未だに雪の残るところはあるし、木に葉っぱも生えていない。まだまだ春はこれからだろうに……と思ったり、あぁもう春だ!と思ったりと忙しい。早めに気温差も無くなれば、少しはゆっくりとできるけれど。
日曜午後3時、西陽を受けるベッドの上。
眠気がピークに達して、暖かさと布団の心地良さに負けて眠りにつく。
夜、眠りが浅くなることも分かっているけれど、この心地良さに勝つことは出来ない。
睡魔を受け入れて眠るときこそ、人間は真の姿になるのだろうなぁ。

夕飯で膨らんだお腹とそれに誘われる眠気!お腹いっぱいになって眠くなる、と言うと恋人には「ばぶちゃん」などと言われる。
人間の本能じゃないのか……?!と思ったり、満腹手前で辞められないのが問題かな、と思ったり。

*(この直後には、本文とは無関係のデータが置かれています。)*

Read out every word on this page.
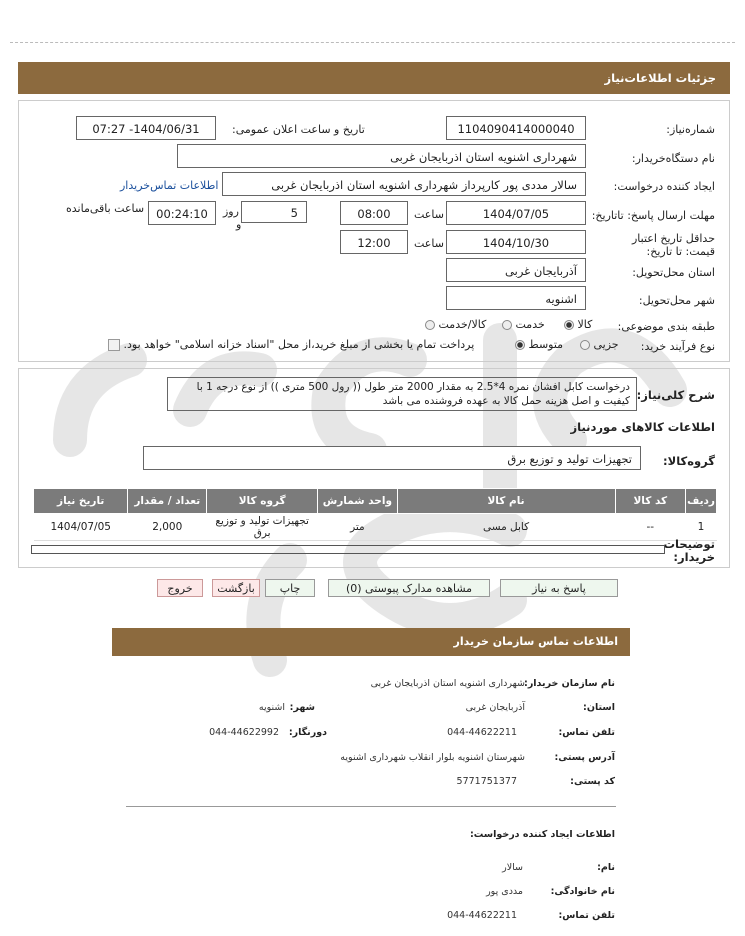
جزئیات اطلاعات‌نیاز
شماره‌نیاز:
1104090414000040
تاریخ و ساعت اعلان عمومی:
1404/06/31- 07:27
نام دستگاه‌خریدار:
شهرداری اشنویه استان اذربایجان غربی
ایجاد کننده درخواست:
سالار مددی پور کارپرداز شهرداری اشنویه استان اذربایجان غربی
اطلاعات تماس‌خریدار
مهلت ارسال پاسخ: تاتاریخ:
1404/07/05
ساعت
08:00
5
روز
و
00:24:10
ساعت باقی‌مانده
حداقل تاریخ اعتبار قیمت: تا تاریخ:
1404/10/30
ساعت
12:00
استان محل‌تحویل:
آذربایجان غربی
شهر محل‌تحویل:
اشنویه
طبقه بندی موضوعی:
کالا
خدمت
کالا/خدمت
نوع فرآیند خرید:
جزیی
متوسط
پرداخت تمام یا بخشی از مبلغ خرید،از محل "اسناد خزانه اسلامی" خواهد بود.
شرح کلی‌نیاز:
درخواست کابل افشان نمره 4*2.5 به مقدار 2000 متر طول (( رول 500 متری )) از نوع درجه 1 با کیفیت و اصل هزینه حمل کالا به عهده فروشنده می باشد
اطلاعات کالاهای موردنیاز
گروه‌کالا:
تجهیزات تولید و توزیع برق
ردیف	کد کالا	نام کالا	واحد شمارش	گروه کالا	تعداد / مقدار	تاریخ نیاز
1	--	کابل مسی	متر	تجهیزات تولید و توزیع برق	2,000	1404/07/05
توضیحات خریدار:
پاسخ به نیاز
مشاهده مدارک پیوستی (0)
چاپ
بازگشت
خروج
اطلاعات تماس سازمان خریدار
نام سازمان خریدار:
شهرداری اشنویه استان اذربایجان غربی
استان:
آذربایجان غربی
شهر:
اشنویه
تلفن تماس:
044-44622211
دورنگار:
044-44622992
آدرس پستی:
شهرستان اشنویه بلوار انقلاب شهرداری اشنویه
کد پستی:
5771751377
اطلاعات ایجاد کننده درخواست:
نام:
سالار
نام خانوادگی:
مددی پور
تلفن تماس:
044-44622211
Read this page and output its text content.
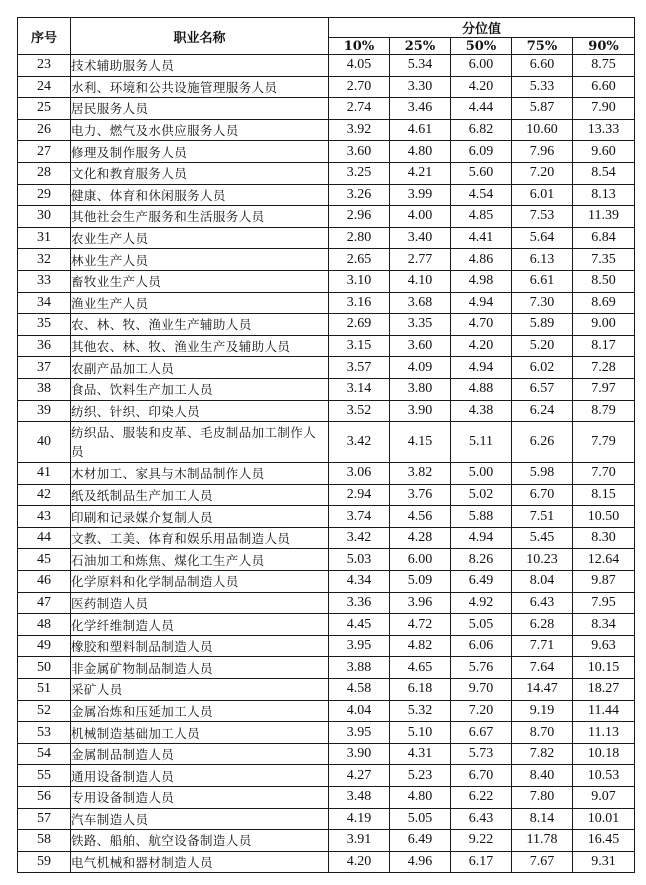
序号	职业名称	分位值				
		10%	25%	50%	75%	90%
23	技术辅助服务人员	4.05	5.34	6.00	6.60	8.75
24	水利、环境和公共设施管理服务人员	2.70	3.30	4.20	5.33	6.60
25	居民服务人员	2.74	3.46	4.44	5.87	7.90
26	电力、燃气及水供应服务人员	3.92	4.61	6.82	10.60	13.33
27	修理及制作服务人员	3.60	4.80	6.09	7.96	9.60
28	文化和教育服务人员	3.25	4.21	5.60	7.20	8.54
29	健康、体育和休闲服务人员	3.26	3.99	4.54	6.01	8.13
30	其他社会生产服务和生活服务人员	2.96	4.00	4.85	7.53	11.39
31	农业生产人员	2.80	3.40	4.41	5.64	6.84
32	林业生产人员	2.65	2.77	4.86	6.13	7.35
33	畜牧业生产人员	3.10	4.10	4.98	6.61	8.50
34	渔业生产人员	3.16	3.68	4.94	7.30	8.69
35	农、林、牧、渔业生产辅助人员	2.69	3.35	4.70	5.89	9.00
36	其他农、林、牧、渔业生产及辅助人员	3.15	3.60	4.20	5.20	8.17
37	农副产品加工人员	3.57	4.09	4.94	6.02	7.28
38	食品、饮料生产加工人员	3.14	3.80	4.88	6.57	7.97
39	纺织、针织、印染人员	3.52	3.90	4.38	6.24	8.79
40	纺织品、服装和皮革、毛皮制品加工制作人员	3.42	4.15	5.11	6.26	7.79
41	木材加工、家具与木制品制作人员	3.06	3.82	5.00	5.98	7.70
42	纸及纸制品生产加工人员	2.94	3.76	5.02	6.70	8.15
43	印刷和记录媒介复制人员	3.74	4.56	5.88	7.51	10.50
44	文教、工美、体育和娱乐用品制造人员	3.42	4.28	4.94	5.45	8.30
45	石油加工和炼焦、煤化工生产人员	5.03	6.00	8.26	10.23	12.64
46	化学原料和化学制品制造人员	4.34	5.09	6.49	8.04	9.87
47	医药制造人员	3.36	3.96	4.92	6.43	7.95
48	化学纤维制造人员	4.45	4.72	5.05	6.28	8.34
49	橡胶和塑料制品制造人员	3.95	4.82	6.06	7.71	9.63
50	非金属矿物制品制造人员	3.88	4.65	5.76	7.64	10.15
51	采矿人员	4.58	6.18	9.70	14.47	18.27
52	金属冶炼和压延加工人员	4.04	5.32	7.20	9.19	11.44
53	机械制造基础加工人员	3.95	5.10	6.67	8.70	11.13
54	金属制品制造人员	3.90	4.31	5.73	7.82	10.18
55	通用设备制造人员	4.27	5.23	6.70	8.40	10.53
56	专用设备制造人员	3.48	4.80	6.22	7.80	9.07
57	汽车制造人员	4.19	5.05	6.43	8.14	10.01
58	铁路、船舶、航空设备制造人员	3.91	6.49	9.22	11.78	16.45
59	电气机械和器材制造人员	4.20	4.96	6.17	7.67	9.31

可愛がられている様ではあるので、満更でもない。末っ子として可愛がられてきた時期がかなり長い為か、甘やかされていないと寂しさを感じる。
寄りかかれそうな相手を見つけると、赤ん坊のようになったり、負の感情をこれでもかとぶつけたり。
ある種「わがまま」とも取れる様な行動をしだしてしまうので情けない。ただ、恋人は自分のそれを受け止めてくれる。
恋人として私を愛している証拠だと、私は思う。
出来ることなら、これが永遠に続いて欲しいものだ。